North Cascades National Park New Images: Hidden Lake
The first objective of my visit to North Cascades National Park was to seek more expansive views. I remembered from my previous visit a vast wilderness of rugged mountains, but on that trip I didn’t stand on a mountain top at sunrise or sunset. The mid-day light from Sahale Peak wasn’t too interesting. That what happens if your partners are normal people (as opposed to photographers ).
Based on photographer Jon Cornforth suggestion for Sibley Creek, I hiked the Hidden Lake trail. After about 3000 feet of elevation gain, I left my sleeping and cooking gear at a pass between the two Hidden Lake Peaks, and proceeded with the camera gear in the dense fog towards the higher of the two peaks. The lake below was often obscured. I was hoping that the fog would clear later, and it did, revealing spectacular views, but only after the sun had set.
After a rewarding session of dusk and night photography, greatly aided by the full moon, I scrambled by night to the retired Hidden Lake Peak lookout, situated on the other peak. I found the gear that I had left at the pass coated with a layer of frost in just a few hours.
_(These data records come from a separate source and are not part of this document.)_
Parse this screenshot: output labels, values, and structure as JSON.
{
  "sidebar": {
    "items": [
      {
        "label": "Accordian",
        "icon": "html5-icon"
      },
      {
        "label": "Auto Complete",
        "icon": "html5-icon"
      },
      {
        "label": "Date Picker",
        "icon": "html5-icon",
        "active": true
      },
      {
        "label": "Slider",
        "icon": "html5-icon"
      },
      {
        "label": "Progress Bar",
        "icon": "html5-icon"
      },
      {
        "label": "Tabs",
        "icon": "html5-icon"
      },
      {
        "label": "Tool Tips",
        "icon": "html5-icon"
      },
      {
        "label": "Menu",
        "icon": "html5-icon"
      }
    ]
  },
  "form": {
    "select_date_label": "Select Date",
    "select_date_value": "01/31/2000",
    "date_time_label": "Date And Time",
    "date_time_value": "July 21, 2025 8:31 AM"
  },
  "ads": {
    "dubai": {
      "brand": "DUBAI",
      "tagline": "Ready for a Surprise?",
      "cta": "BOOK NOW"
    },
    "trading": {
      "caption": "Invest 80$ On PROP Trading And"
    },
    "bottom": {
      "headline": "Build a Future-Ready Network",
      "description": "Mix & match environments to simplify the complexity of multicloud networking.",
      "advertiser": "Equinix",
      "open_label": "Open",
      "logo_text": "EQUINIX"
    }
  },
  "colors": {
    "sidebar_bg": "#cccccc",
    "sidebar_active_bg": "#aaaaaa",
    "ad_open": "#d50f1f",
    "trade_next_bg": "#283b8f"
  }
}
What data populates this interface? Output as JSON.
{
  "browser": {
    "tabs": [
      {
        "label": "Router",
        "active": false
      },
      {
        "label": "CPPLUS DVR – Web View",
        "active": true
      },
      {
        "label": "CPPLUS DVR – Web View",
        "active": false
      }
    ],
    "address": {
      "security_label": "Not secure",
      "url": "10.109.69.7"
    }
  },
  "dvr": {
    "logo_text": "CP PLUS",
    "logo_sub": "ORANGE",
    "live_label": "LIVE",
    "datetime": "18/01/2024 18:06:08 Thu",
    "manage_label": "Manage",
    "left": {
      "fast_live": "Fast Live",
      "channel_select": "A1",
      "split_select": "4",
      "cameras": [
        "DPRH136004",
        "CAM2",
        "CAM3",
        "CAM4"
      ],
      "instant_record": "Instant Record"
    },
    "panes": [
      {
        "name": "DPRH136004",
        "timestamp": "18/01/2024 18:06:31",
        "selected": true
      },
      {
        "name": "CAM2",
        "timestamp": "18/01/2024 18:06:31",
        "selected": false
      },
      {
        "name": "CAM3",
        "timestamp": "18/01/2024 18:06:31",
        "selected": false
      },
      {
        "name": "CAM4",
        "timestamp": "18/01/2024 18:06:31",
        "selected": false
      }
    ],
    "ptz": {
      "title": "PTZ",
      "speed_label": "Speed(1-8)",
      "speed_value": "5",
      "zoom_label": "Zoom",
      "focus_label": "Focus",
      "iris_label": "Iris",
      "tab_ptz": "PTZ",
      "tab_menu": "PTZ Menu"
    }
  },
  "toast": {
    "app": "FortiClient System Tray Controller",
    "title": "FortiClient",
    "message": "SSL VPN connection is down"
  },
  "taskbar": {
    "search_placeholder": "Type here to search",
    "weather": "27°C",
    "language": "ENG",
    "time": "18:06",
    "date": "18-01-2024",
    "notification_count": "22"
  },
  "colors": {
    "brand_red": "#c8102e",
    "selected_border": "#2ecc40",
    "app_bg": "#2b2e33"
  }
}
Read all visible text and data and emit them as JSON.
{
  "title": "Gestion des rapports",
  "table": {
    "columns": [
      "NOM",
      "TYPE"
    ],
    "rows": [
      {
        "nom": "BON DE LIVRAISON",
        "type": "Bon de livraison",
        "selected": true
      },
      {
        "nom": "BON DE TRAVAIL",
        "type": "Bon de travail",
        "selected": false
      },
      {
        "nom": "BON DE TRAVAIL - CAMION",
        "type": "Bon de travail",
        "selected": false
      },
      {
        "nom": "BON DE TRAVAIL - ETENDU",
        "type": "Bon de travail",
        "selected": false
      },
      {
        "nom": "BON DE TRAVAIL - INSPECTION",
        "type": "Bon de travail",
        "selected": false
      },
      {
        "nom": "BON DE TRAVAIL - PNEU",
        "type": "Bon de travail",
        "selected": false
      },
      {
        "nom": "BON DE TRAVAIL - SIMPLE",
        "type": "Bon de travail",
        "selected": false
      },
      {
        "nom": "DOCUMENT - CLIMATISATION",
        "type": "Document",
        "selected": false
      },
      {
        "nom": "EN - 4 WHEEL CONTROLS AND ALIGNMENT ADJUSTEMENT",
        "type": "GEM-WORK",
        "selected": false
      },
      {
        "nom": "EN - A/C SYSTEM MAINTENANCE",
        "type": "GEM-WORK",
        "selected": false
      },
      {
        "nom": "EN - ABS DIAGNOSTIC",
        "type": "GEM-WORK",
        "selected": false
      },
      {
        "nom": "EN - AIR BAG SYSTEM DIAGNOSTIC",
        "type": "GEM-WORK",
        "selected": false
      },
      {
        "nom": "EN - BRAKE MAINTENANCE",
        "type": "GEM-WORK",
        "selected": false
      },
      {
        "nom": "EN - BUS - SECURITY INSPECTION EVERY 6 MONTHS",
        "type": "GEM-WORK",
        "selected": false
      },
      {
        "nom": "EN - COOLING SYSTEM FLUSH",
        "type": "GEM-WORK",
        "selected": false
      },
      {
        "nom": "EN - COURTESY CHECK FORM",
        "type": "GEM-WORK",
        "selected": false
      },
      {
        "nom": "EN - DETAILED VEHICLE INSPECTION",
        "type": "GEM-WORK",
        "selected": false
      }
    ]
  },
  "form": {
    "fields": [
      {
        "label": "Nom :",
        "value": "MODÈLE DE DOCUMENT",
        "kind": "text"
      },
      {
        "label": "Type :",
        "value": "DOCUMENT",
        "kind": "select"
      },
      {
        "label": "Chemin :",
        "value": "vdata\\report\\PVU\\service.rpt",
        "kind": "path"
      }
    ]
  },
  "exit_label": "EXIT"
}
The air in the North Cascades is definitively more moist than in the Sierras. The lookout turned out to be of the nicest places I’ve stayed in the mountains, with stunning 360 degrees views, and a cozy interior well maintained by volunteers. I was glad I didn’t have to bivy outside.
The morning was clear, but views towards North Cascades National Park, on the edge of which the lookout is situated, were backlit. Every rock was coated with a layer of hoar frost. Because they were so slippery, I didn’t depart the lookout until mid-morning after the sun had melted some of that frost. By that time, clouds had already built up. I explored again on the ridges around Hidden Lake. One hour before sunset, it was clear that the summits would stay again engulfed in the clouds. I began to descend in order to get under the clouds. The sun emerged for a new minutes. I paused to make a few photographs, then quickly resumed scrambling down. Since this evening there would be no moonlight, I made sure to reach the trail before it was totally dark. Making few stops, I reached the trailhead at 10pm. It started raining after midnight.